Critique | Musique

Nuits Bota: Les plages de Sharon Van Etten

Sharon Van Etten © Mike Katzif/Flickr
Laurent Hoebrechts
Laurent Hoebrechts Journaliste musique

Dimanche soir, l’Américaine venait présenter son tout nouvel album aux Nuits Bota, dans l’intimité du Grand Salon. Remuant.

Etrange paradoxe. D’un côté, l’hystérie post-électorale, les premières confirmations sorties des urnes, l’enchaînement des déclarations politiques matamoresques, « un pays, deux démocraties »… De l’autre, la douceur d’une soirée printanière, assis sur les marches du Botanique. Dimanche soir, plus encore que d’habitude, les Nuits Bota avaient des airs d’oasis. Un îlot préservé, qui permettait de se retirer du monde en se réfugiant dans la musique.

Celle de Sharon Van Etten, par exemple, qui venait présenter son tout nouvel album, Are We There, sorti ce week-end. L’Américaine jouait au Grand salon: l’endroit parfait pour ses chansons attrape-coeur, qui prennent si souvent des allures d’incantations amoureuses désespérées. En débutant son set par le nouveau Afraid of Nothing, par exemple, elle balance une torch song à faire fondre le plus blasé des palpitants. On pouvait imaginer que l’intimité du Grand salon allait permettre une configuration musicale plus dépouillée: il n’en fut rien. Tout le groupe est là: les trois mecs – Darren Jessee (batterie), Doug Keith (guitare) et Brad Cook (basse) – et les deux filles, Sharon herself et Heather Woods Broderick, entité qui tient de plus en plus de la sororité, côté à côté sur le devant de la scène, à la recherche de l’harmonie la plus poignante. À deux, trois reprises, la formation monte dans les tours, et corse le propos (la cavalcade de Serpents, la transe de Don’t Do It). Ce n’est cependant pas la couleur dominante. En fait, c’est ce qui séduit le plus ce soir-là: le changement permanent, sinon de couleur, en tout cas de ton. Sur Break Me, les nappes de claviers donnent des nuances quasi cold wave aux colonnes du Grand Salon, tandis qu’avec Tarifa, ou plus encore le single Taking Chances, SVA et son band se transforment plutôt en une formation r’n’b-soul – elle le verbe traînant, presque « sudiste », le groupe lui élastique et groovy dans les couplet, la guitare de Keith tranchant dans les refrains. C’était la première date de la tournée, et il restait probablement encore de réglages à effectuer (la 2e voix trop forte sur Nothing Will Change), un peu d’huile à glisser dans le moteur pour que tout s’enchaîne à la perfection. Pas grave: les quelques temps morts entre les morceaux ont permis de faire baisser la tension – cela faisait longtemps qu’on n’avait plus vu de public si concentré, si attentif, buvant chaque parole. Puis, il ne faut pas deux secondes à Sharon Van Etten pour investir le morceau suivant. C’en est sidérant, comme d’entendre une telle voix, pleine, déterminée, sortir d’un corps-brindille, la bouche à peine ouverte, la frange cachant la moitié du visage.

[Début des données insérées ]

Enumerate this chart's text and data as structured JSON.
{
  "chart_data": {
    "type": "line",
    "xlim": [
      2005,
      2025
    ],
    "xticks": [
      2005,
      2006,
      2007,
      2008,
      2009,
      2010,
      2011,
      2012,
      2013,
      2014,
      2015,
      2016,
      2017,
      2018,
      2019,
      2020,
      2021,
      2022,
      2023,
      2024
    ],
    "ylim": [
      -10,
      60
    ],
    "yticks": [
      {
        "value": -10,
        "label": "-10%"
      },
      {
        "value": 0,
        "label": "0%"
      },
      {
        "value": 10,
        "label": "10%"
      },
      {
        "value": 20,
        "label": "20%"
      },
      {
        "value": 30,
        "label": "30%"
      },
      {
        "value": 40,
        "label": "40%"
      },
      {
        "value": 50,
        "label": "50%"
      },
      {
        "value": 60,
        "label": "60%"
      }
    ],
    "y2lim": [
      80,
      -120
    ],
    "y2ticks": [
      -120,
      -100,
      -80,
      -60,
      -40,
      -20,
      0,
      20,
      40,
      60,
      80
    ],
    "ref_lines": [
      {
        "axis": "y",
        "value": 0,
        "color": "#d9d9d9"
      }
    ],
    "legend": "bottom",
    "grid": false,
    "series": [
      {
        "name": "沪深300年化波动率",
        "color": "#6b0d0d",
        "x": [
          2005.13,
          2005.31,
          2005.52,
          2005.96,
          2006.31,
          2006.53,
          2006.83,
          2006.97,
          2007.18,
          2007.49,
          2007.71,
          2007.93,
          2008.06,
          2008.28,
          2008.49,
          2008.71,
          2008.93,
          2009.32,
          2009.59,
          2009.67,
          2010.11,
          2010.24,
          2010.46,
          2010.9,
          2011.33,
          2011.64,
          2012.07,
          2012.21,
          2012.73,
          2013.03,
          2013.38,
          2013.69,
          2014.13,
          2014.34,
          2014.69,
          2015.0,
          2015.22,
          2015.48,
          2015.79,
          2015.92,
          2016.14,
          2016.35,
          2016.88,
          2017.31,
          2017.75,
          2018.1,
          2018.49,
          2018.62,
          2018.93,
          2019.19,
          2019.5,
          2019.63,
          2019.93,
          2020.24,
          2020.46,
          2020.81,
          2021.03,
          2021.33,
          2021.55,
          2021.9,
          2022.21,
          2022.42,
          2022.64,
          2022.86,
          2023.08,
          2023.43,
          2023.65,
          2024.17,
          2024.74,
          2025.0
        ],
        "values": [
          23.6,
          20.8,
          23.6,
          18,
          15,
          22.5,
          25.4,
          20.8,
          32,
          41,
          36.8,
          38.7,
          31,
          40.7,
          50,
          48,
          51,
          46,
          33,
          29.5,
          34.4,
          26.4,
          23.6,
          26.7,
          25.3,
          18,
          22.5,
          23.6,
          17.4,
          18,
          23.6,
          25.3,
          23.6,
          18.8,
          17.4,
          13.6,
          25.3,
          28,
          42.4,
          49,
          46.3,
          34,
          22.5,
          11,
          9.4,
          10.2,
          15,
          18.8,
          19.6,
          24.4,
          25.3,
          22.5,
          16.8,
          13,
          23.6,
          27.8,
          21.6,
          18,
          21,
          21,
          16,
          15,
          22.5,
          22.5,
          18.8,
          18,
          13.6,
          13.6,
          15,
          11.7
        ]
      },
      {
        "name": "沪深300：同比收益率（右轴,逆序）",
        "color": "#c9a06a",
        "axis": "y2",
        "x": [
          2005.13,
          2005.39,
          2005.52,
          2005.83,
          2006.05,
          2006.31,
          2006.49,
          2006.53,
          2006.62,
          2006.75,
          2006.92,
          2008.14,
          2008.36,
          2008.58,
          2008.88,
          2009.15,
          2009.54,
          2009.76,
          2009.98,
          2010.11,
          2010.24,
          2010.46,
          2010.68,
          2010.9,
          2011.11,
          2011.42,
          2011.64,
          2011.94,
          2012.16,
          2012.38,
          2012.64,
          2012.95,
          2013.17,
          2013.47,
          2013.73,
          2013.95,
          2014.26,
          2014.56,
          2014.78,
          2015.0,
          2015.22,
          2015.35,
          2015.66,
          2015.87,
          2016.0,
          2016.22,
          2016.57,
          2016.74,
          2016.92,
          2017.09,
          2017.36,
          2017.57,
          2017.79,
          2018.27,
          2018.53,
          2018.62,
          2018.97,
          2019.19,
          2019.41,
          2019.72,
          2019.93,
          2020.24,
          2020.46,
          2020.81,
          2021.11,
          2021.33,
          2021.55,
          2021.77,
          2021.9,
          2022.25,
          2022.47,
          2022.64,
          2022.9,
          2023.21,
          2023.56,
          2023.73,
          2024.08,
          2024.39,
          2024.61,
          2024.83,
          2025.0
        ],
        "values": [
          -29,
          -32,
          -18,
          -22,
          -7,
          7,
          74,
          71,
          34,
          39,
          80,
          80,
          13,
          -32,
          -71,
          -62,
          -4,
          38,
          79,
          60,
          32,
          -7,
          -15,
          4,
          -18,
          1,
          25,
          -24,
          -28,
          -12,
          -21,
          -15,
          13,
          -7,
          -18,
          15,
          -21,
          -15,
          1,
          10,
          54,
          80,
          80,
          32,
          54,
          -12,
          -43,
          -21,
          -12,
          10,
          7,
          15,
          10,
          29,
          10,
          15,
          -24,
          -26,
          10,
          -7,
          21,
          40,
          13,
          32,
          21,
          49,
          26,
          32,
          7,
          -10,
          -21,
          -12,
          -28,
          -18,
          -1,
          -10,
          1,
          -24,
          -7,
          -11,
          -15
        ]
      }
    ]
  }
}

Il faut attendre les rappels pour que l’Américaine raccroche la mèche rebelle. Là, le visage enfin « découvert », seule derrière son piano, elle se lance dans I Know, avant-dernier morceau d’Are We There. C’est remuant, bouleversant comme on peut l’imaginer d’une chanson-confession qui met ses tripes sur la table: « I know the ancient melodies will come at night/I sing about my fear and love and what it brings ». Elle termine le morceau sonnée, comme apeurée par sa propre audace. Oeil humide, et coeur avec les doigts. Le groupe peut alors la rejoindre pour un dernier titre, Every Time The Sun Comes Up, morceau country tongue-in-cheek. Sharon Van Etten, une larme, un sourire.